I’ve been unwell. Not ill, not sick, but unwell. I spent last weekend in Cardiff, and I was staying in a house where both my friend Auriol, and two of her three children had coughs and colds and spluttering. It was not my finest hour when I reacted with some horror to that and immediately ran upstairs to fetch my bottle of Propolis, which I swear wards off all colds, but only if you take it when you feel it coming on. I’m not normally so precious, but I know that I often pick up infections and things from children, and I know they are very effective vectors of rhinovirus. I think I may have offended Auriol by looking so appalled and running off to get my potion, but I’m running a marathon! Nothing is normal anymore.
It was all useless, as I got to my next event, judging a toilet design competition in London at the RSA on Monday, and it was too late. My head ached, my nose ran, I felt unwell. Under the weather. Poorly. So I didn’t run eight miles up to Regent’s Park and back. And when I got to Oxford, although I carefully worked out where to run – just down the beautiful cobbled street that Merton College is on, into Christ Church meadow, and along the river – I didn’t run that evening, nor the next morning, nor the one after that. Instead, I dosed myself with ibuprofen, carried a toilet roll in my bag, as I am classy, and waited for the cold to pass.
So I have done nothing all week except a Pilates class. I’m worried that that is taking tapering to the extreme, but I’m more worried about a head-cold turning into a chest cold, and that would make running very inadvisable, and I want to run.
Today I’m better, and I did my strength training session. Although it doesn’t matter and I am not dieting, I noticed that I’ve put on 2 pounds in a week, probably from eating constantly to fuel myself for the marathon, and not doing the exercise that lets me eat constantly. I read this Q&A with Rebecca Cox and Cheyne Voss in the Guardian yesterday, and liked Rebecca’s advice to marathon runners to EAT EVERYTHING IN SIGHT. EVERYTHING. But Jenny looked darkly at me when I said that and said, “what does she mean, everything?” She was probably recovering from the horror of me telling her that sometimes my pre-race meal the night before is chips and mushy peas, because once I happened to have them and the next day the running seemed easy.
Food is on my mind. I don’t like planning food. It’s too much like dieting. But I will plan this week’s meals, and stick to them. I wish I could ask those Veggie Runners for tailored advice, but they are busy running the Manchester marathon this weekend as a mother-daughter relay.
And the marathon must be on my mind, because I’ve started to dream about it.

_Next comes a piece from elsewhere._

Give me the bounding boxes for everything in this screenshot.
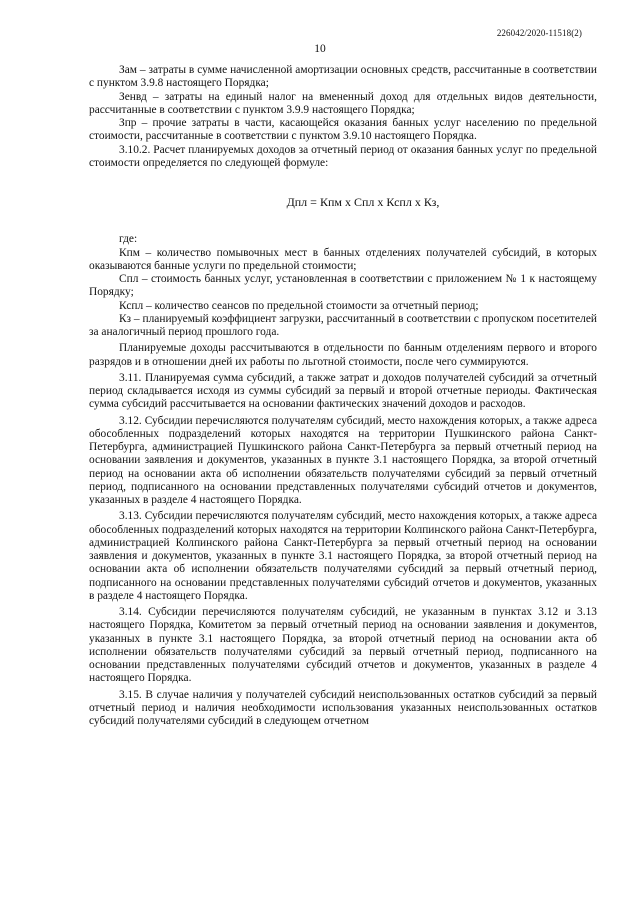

It was funny being in Oxford and going back to Somerville College, because I remembered suddenly the terror of not getting a First, and how stressed I was. Doing my Finals was a formative vent, because my default stress dream is still that I haven’t revised for an exam. The second is that I need to get somewhere and keep losing things and can’t get there. Now that dream has turned into a marathon version, so I’ve dreamed twice about getting to London and not being able to get to the start on time, including last night. Yet when I’m awake, I feel more excited than nervous. My biggest worry, apart from how I’ll feel after 21 miles, is what socks to wear. My beloved rainbow socks aren’t cushioned enough. To chop the feet off or not?
Anyway here, finally, is my marathon vest for Seafarers UK. It’s a nice sea-green colour, appropriately, though here it looks blue.
And THANK YOU so much to everyone who has sponsored me so far. Thanks to your generosity, I’m one of the top five sponsors for Seafarers UK, which I didn’t expect. You are all wonderful. I will run like the wind, or, after 21 miles, like the wind on a slow day. But I will do my best to deserve your sponsorship.